Sending the forms may be done via registered or certified mail, return receipt requested. The forms must come with a money order that covers the lien release fees, which you can find out by directly calling your clerk recorder’s office.

Once a lien release form has been successfully filed, you will receive the second copy of the form that is marked “filed” or “recorded.” Send copies of this marked document to the property owner, general contractor, lender, and other relevant stakeholders to let them know that the mechanics lien has successfully been canceled.

Key similarities between a lien waiver and a lien release

1. Both a lien waiver and a lien release aims to take a mechanics lien out of the picture.

The purpose of each document is different, but they essentially aim to get the mechanics lien out of the picture. A lien waiver revokes the right of a signee to file a mechanics lien in the future, while a lien release cancels an already filed mechanics lien.

If used properly and correctly, both documents can also facilitate good business relationships among construction stakeholders.

2. Both a lien waiver and a lien release are sent after a project has started.

Neither a lien waiver nor a lien release may be sent prior to your first day of work. These two documents are not the same as a “no lien” clause, which is sometimes included in the original contract to stop construction participants from filing a mechanics lien in the future.

3. Both a lien waiver and a lien release may result in hefty costs and penalties if not properly used.

If you issue a wrong type of lien waiver, you may end up losing your lien rights and not getting paid. If you fail to release a lien that has already been satisfied, a property owner may file a lawsuit against you for failing to clear an already sorted mechanics lien.

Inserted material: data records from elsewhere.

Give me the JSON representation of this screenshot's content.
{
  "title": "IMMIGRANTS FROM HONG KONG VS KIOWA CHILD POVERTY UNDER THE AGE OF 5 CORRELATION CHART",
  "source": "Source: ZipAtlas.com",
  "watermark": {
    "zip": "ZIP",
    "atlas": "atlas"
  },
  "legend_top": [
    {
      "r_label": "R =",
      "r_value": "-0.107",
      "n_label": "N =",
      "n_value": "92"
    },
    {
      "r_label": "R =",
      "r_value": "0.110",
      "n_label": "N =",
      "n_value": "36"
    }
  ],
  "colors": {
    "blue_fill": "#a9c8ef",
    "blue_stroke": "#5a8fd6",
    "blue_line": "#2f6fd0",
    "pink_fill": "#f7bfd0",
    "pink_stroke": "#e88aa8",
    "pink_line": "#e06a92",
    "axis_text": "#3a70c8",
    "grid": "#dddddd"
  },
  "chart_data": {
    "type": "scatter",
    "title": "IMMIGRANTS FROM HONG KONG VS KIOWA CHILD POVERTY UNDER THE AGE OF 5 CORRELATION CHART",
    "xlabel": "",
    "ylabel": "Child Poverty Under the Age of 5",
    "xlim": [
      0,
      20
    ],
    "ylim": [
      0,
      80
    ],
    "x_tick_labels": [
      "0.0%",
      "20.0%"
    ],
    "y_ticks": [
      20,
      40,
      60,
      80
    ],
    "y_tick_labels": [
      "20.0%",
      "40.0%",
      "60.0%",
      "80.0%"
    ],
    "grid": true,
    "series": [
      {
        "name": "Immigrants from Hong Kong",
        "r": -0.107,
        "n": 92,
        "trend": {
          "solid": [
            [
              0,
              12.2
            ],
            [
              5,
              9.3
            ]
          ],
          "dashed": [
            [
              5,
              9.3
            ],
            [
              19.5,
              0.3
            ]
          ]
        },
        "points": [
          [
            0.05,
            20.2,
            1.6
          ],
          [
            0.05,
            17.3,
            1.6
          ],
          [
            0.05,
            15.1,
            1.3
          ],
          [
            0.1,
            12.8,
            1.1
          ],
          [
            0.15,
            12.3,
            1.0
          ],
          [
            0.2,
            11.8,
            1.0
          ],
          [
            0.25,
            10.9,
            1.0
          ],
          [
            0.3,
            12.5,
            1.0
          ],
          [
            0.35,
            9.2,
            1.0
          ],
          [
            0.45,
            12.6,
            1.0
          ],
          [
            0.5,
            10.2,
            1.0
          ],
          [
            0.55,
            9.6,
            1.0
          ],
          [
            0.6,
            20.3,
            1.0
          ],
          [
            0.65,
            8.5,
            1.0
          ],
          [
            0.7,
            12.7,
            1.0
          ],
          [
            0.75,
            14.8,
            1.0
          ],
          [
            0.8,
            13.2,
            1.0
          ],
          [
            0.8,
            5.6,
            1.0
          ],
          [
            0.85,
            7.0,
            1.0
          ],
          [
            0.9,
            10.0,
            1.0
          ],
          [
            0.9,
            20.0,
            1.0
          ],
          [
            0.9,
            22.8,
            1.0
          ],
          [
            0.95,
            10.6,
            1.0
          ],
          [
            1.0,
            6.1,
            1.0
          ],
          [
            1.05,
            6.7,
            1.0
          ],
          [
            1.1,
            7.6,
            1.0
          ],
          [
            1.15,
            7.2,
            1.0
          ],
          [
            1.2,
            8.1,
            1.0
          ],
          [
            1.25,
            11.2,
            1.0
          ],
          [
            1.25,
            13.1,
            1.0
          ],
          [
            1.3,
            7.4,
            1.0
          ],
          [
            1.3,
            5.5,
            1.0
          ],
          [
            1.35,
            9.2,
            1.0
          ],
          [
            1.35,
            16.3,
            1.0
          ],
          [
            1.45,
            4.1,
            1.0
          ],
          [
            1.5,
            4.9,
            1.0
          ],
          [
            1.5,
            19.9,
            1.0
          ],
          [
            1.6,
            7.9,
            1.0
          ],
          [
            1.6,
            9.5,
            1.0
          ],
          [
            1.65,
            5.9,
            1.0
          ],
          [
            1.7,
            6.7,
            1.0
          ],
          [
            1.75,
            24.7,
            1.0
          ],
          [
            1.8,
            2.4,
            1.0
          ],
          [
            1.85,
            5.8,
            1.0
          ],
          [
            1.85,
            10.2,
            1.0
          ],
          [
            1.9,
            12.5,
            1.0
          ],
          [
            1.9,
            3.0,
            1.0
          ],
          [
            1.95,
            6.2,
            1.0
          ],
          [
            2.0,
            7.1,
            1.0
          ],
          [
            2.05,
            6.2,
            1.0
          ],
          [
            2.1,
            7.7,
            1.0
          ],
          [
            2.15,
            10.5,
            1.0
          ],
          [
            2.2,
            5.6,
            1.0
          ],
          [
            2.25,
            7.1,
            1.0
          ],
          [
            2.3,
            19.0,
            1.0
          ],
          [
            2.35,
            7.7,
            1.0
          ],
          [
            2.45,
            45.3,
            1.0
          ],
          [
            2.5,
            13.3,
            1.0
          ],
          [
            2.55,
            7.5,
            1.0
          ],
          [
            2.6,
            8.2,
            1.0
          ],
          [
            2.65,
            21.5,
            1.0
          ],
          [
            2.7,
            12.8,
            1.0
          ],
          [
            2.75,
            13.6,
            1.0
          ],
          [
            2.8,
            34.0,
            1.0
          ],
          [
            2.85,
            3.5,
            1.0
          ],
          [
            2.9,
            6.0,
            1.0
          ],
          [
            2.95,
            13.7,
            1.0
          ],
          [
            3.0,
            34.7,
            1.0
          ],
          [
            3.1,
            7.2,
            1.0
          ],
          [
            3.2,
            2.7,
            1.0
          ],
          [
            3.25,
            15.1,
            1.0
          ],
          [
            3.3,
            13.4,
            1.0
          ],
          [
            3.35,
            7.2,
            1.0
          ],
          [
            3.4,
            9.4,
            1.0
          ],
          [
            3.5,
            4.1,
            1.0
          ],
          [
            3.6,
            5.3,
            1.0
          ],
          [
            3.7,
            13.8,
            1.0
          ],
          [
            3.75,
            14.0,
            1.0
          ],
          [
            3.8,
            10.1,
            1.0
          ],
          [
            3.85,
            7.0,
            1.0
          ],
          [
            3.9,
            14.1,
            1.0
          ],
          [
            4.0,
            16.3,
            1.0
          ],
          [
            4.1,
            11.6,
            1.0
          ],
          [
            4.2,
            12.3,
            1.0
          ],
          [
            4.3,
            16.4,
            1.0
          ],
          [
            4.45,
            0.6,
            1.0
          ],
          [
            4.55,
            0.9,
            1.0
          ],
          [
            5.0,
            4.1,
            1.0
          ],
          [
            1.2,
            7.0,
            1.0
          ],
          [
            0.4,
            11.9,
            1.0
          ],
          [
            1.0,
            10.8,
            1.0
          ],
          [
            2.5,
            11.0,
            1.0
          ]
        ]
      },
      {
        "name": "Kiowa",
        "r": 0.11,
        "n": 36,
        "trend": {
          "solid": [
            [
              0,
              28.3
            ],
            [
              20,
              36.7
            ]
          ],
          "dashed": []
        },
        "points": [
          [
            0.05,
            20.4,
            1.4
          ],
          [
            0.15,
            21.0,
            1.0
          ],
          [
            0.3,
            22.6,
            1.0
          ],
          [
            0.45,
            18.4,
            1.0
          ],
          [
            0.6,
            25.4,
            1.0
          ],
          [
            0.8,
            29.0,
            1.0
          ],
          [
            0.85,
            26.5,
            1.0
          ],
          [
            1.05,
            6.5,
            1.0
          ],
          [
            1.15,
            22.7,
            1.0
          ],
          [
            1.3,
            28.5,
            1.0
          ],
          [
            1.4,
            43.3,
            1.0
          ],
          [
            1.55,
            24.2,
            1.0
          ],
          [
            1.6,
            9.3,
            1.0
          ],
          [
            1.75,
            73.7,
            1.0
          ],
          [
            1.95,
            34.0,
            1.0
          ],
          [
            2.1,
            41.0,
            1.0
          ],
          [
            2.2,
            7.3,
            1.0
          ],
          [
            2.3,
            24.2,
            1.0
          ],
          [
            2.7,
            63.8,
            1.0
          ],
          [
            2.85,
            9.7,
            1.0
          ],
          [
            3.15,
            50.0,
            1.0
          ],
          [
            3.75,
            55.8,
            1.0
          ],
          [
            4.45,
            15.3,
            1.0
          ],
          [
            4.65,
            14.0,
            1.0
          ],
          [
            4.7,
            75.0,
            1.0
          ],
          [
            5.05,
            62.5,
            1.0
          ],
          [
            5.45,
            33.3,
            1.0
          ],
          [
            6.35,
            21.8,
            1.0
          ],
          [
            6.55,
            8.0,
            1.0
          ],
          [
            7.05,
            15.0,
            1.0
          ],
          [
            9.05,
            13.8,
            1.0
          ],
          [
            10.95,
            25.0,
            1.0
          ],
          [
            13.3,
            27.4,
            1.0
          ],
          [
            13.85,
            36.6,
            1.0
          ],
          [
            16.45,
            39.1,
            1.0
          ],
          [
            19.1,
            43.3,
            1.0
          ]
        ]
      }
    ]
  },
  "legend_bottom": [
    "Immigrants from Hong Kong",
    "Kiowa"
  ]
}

These are just some examples on how you might end up losing money if you do not properly use a lien waiver or a lien release.

Key differences between a lien waiver and a lien release

1. A lien waiver is filed before a mechanics lien is recorded, while a lien release is filed after a mechanics lien has been recorded.

This is the key difference that one must keep in mind when deciding whether to sign a lien waiver or file a release: Has a payment dispute already occurred? Is there an existing mechanics lien for the work that you are seeking payment for?

A lien waiver is signed before a payment conflict has even arisen, while a lien release is filed when a mechanics lien has already been recorded against a property.

2. A lien waiver revokes your right to file a lien, while a lien release removes the effectivity of your existing mechanics lien.

A lien waiver only touches upon your right to file a mechanics lien. Once you sign a waiver, you forego your option to record a mechanics lien should a payment dispute arise down the line.

A lien release, on the other hand, does not prohibit you from filing a mechanics lien precisely because a lien has already been filed. Your rights to file a mechanics lien are kept intact, although the actual mechanics lien that has been recorded will be discharged.

3. A lien release is mandatory in some states, while a lien waiver is not a strict requirement in any state.

There are states like Texas and Wyoming that require a lien release once a mechanics lien has been satisfied. On the other hand, no specific state requires a lien waiver as a prerequisite in filing a mechanics lien.

However, there are 12 states, as stated above, that require a construction party to use specific statutory lien waiver forms. These forms have the clear and explicit language requirements which disallow vague provisions that construction professionals may unwittingly sign and agree to.